Handlungsbedarf bis Mitte 2016
Dem Gesetzgeber steht ein weitreichender Gestaltungsspielraum zur Verschonung unternehmerischen Vermögens zu. Die dadurch bewirkte Ungleichbehandlung zulasten von Erwerbern sonstigen Vermögens muss aber verhältnismäßig ausfallen.
Bei der Übertragung großer Unternehmen ist entweder eine Einschränkung der Verschonung oder aber eine über das heutige Maß hinausgehende Bedürfnisprüfung erforderlich, um festzustellen, ob die Erwerber von Großunternehmen eine Erbschaftsteuerbelastung nicht doch (z. B. aus privaten Mitteln) tragen können.

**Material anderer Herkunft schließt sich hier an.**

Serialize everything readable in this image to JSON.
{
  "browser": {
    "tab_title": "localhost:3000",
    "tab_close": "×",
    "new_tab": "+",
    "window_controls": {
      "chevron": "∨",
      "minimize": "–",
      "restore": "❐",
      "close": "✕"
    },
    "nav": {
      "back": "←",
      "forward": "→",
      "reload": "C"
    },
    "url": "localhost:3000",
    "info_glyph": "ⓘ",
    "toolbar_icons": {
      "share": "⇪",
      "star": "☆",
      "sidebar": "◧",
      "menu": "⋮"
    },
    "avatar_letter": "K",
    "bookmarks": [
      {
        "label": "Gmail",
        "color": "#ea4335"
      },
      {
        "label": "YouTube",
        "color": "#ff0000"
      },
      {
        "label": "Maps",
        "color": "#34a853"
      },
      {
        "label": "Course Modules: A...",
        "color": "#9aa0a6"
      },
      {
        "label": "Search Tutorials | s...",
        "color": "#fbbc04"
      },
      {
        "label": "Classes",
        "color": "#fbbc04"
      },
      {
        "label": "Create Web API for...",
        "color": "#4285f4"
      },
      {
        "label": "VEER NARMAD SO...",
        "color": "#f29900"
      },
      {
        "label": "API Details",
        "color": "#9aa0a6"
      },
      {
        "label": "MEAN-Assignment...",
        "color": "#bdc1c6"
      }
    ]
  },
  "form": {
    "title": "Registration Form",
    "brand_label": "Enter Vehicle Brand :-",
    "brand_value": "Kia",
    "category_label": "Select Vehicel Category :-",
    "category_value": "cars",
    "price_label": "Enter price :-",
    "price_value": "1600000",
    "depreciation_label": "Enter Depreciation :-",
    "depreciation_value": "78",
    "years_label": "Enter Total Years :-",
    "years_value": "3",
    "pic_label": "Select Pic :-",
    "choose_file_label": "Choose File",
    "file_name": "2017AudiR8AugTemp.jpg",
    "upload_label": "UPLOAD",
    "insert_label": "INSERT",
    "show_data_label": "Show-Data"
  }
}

Bei kleinen und mittleren Unternehmen hat der Gesetzgeber diesen Maßstab weitgehend eingehalten. Nicht betroffen sind Betriebe mit weniger als 250 Arbeitnehmern und einem Jahresumsatz / einer Bilanzsumme von höchstens 50 Mio. / 43 Mio. Euro.
Der geltende Verschonungsmechanismus, bestehend aus den Komponenten Verwaltungsvermögenstest, Lohnsummenkontrolle und Behaltensfrist, ist in seiner grundsätzlichen Konzeption verfassungsgemäß.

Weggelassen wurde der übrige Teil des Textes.